Genomes are covered with ubiquitous 11 bp periodic patterns, the "class A flexible patterns"
Unité de Génétique des Génomes Bactériens, Institut Pasteur, URA CNRS 2171, 28, rue du Docteur Roux, 75724 Paris Cedex 15, France
BMC Bioinformatics 2005, 6:206 doi:10.1186/1471-2105-6-206Published: 24 August 2005
The genomes of prokaryotes and lower eukaryotes display a very strong 11 bp periodic bias in the distribution of their nucleotides. This bias is present throughout a given genome, both in coding and non-coding sequences. Until now this bias remained of unknown origin.

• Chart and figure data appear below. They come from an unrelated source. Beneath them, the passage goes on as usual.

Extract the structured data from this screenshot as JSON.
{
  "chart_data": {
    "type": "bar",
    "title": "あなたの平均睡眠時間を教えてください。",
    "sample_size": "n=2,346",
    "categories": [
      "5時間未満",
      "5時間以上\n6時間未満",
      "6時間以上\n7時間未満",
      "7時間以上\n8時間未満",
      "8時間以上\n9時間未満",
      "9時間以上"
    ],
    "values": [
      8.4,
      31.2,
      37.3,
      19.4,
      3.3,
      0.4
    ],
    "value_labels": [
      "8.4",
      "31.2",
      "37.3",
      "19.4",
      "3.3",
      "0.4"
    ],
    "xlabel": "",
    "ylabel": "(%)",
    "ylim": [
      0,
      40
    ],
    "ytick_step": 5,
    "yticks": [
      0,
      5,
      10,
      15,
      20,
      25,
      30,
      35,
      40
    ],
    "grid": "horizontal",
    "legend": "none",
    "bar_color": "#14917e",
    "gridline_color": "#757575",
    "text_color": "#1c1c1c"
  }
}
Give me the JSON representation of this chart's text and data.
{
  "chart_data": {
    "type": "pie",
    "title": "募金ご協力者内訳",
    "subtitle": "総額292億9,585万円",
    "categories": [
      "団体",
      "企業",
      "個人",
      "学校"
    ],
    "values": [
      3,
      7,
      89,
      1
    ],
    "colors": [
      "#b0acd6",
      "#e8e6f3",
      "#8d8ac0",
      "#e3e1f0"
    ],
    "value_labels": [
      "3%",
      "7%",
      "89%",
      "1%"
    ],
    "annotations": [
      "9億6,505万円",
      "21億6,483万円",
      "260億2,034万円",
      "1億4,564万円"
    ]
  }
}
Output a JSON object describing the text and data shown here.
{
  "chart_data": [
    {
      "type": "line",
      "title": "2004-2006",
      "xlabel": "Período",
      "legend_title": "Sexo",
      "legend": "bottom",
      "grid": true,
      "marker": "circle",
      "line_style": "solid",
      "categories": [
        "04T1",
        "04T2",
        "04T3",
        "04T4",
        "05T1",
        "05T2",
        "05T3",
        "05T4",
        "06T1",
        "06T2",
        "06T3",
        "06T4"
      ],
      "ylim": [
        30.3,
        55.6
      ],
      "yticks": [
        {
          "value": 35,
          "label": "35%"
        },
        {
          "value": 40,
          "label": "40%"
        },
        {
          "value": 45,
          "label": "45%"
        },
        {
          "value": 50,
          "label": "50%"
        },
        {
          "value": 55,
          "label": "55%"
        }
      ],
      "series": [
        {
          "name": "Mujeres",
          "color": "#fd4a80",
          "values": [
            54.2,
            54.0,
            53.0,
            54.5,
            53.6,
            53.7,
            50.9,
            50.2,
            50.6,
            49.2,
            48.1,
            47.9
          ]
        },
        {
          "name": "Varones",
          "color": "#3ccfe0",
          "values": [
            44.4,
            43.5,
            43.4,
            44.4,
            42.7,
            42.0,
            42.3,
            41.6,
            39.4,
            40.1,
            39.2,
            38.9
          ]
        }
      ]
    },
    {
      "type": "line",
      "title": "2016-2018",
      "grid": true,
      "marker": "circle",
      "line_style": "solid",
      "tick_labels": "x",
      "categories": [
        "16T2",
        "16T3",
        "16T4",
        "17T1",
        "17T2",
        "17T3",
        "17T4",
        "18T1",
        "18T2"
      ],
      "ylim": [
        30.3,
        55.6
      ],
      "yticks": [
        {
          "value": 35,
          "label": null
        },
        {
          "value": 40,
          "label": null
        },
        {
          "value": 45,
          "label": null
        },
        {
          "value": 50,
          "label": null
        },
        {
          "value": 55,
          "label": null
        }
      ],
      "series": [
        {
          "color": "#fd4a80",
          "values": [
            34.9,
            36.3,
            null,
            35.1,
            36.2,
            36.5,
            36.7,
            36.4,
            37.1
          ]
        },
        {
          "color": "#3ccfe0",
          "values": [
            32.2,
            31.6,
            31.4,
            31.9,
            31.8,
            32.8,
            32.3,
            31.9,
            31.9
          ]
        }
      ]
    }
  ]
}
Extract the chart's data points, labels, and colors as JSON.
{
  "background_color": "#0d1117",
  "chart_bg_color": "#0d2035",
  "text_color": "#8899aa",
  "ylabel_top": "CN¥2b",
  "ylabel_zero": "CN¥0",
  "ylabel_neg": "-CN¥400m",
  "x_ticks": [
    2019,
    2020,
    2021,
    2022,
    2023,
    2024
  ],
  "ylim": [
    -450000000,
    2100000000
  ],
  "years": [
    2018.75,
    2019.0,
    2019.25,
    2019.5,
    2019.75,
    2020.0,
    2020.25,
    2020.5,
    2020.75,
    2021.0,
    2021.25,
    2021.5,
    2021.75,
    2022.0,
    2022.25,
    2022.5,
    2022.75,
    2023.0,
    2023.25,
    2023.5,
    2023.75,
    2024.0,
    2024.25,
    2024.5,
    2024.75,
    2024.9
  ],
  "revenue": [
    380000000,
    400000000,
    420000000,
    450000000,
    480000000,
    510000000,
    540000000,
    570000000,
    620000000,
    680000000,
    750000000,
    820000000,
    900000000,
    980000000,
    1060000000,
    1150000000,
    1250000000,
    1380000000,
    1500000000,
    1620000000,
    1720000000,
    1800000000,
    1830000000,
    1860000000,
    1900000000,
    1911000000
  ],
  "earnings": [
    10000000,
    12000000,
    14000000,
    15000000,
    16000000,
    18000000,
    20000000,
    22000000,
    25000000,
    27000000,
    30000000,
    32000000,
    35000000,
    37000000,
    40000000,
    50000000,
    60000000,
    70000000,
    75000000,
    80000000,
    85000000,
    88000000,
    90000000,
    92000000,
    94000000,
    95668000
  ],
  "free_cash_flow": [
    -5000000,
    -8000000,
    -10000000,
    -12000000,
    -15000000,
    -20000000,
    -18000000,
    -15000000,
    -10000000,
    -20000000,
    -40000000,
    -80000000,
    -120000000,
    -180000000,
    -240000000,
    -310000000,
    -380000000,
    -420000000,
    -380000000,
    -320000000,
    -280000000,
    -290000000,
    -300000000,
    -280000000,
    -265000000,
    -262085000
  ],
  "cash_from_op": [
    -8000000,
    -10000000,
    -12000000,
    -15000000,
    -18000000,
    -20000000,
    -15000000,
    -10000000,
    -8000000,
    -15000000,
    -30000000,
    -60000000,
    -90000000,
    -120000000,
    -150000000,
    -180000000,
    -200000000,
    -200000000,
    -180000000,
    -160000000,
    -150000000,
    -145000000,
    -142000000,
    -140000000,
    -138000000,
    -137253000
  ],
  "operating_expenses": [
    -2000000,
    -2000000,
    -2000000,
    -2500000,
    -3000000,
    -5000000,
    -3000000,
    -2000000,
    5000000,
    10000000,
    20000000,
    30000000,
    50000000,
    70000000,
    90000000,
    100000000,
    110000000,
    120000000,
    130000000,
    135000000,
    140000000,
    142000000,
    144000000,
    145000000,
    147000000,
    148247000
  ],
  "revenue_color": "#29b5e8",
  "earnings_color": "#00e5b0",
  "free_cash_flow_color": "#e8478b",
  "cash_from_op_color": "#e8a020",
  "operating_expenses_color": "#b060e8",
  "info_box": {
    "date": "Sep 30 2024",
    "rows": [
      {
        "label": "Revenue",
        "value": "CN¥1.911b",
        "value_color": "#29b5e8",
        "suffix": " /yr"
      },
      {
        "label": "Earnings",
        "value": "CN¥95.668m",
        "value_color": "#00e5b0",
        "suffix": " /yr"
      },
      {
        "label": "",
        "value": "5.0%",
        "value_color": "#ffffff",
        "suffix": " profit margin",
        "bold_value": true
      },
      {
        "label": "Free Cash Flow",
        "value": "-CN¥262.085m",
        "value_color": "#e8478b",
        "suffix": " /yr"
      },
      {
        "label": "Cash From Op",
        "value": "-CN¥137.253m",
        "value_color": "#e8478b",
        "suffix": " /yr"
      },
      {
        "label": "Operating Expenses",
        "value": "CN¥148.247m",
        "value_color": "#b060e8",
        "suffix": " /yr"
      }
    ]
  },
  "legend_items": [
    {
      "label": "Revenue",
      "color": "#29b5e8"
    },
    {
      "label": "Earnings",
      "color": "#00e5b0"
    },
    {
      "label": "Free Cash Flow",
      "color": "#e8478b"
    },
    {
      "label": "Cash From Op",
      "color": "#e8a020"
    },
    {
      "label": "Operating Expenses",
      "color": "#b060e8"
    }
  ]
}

Using a technique for analysis of auto-correlations based on linear projection, we identified the sequences responsible for the bias. Prokaryotic and lower eukaryotic genomes are covered with ubiquitous patterns that we termed "class A flexible patterns". Each pattern is composed of up to ten conserved nucleotides or dinucleotides distributed into a discontinuous motif. Each occurrence spans a region up to 50 bp in length. They belong to what we named the "flexible pattern" type, in that there is some limited fluctuation in the distances between the nucleotides composing each occurrence of a given pattern. When taken together, these patterns cover up to half of the genome in the majority of prokaryotes. They generate the previously recognized 11 bp periodic bias.
Judging from the structure of the patterns, we suggest that they may define a dense network of protein interaction sites in chromosomes.